The man left the room to make an important phone call. He stood out in the cold in a blue

pressed shirt and black suit pants. His suit jacket laid abandoned below the hotel bed beside a pair of hot pink pumps.

Milly lay alone in the room, on-top of the bed, and took a deep breath. In through her nose and a long thin stream out through her mouth. She stretched her skinny arms out and traced them against the pillowy white sheets. She felt like a trashy angel, in her red bralette and a leopard print skirt. The cushiony touch of the blankets never got old. They were the one thing she looked forward to with these visits, that and the money. The bed was a nice quick break from the fleece blankets she slept with on her mattress.

She could hear the man’s voice muffled by the plaster wall. He sounded irritated with his voice rising and then falling. The air conditioner turned on and she turned her focus to the steady noise of the air conditioner and decided to scoot off the bed. She languidly wandered the small room, running her fingers through the cool metal grates of the air conditioner, touched the colorful rubber buttons on the television remote, and then shuffled to the bedside table. She slid open the top drawer and saw a book titled, The Holy Bible. She traced her finger against its gold lettering and decided to give it a read with a shrug of her shoulders. It’s been years since she had seen one. She is taken aback to the Sunday’s when she was a child, and her mother carried the Bible in her arms and Milly’s hand in the other, while they walked through the grand, wooden, double doors for worship. Her mother was a good woman.

Milly went to the olive-green sofa that sat between the queen-sized bed and the plaster wall of the bathroom. The cushions were stiff. She opened the book on her lap to a random page in the center. The book’s leather spine dug into her thigh.

Milly was fazed right away by the small, smudged, black text. She let out a puff of agitated breath and shook her head. She read random lines and flipped through some pages. She found an overabundant use of the words: sin, spirit, wrath, Lord, and love.

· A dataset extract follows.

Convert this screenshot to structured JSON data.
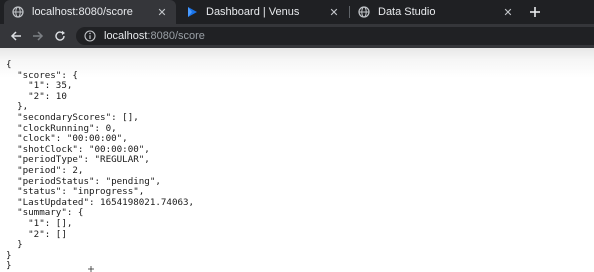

A sense of agitation and dread ran through her arms and pushed her head against the couch. She didn’t understand how everyday people could turn the fancy sentences into a meaning and basis for how they should live their lives. It was just a bunch of metaphors written maybe a million of years ago. Why does a book like that have so much power?

She brought her head down and rested her chin in her hand and rubbed her barefoot side to side against the itchy fabric of the sofa. Maybe if she kept going to church, she wouldn’t be sitting here on this stiff ass couch. The power of the book, its words, could have kept her from the drugs and steered off all evil spirits. Family could appear, oblivious to their abandonment, and love could find her again, and her life would be normal.

Milly closed the book, lay down with the back of her head against the sofa’s dense arm. She held the book tight against her chest, a hard hug. The armrest pressed discomfortingly against the back of her head. She embraced the pain of a man-made headache as she pressed her skull further into the arm rest; her hands formed into fists.

Milly suddenly sat up, doe eyes going wide when she heard the slam of the hotel door. The man stood before her, back from his urgent phone call. His eyes drifted down to look at Milly with the Bible wrapped in her arms.

“You’re going to need that,” the man said with a joking smirk, and began to unbuckle his belt.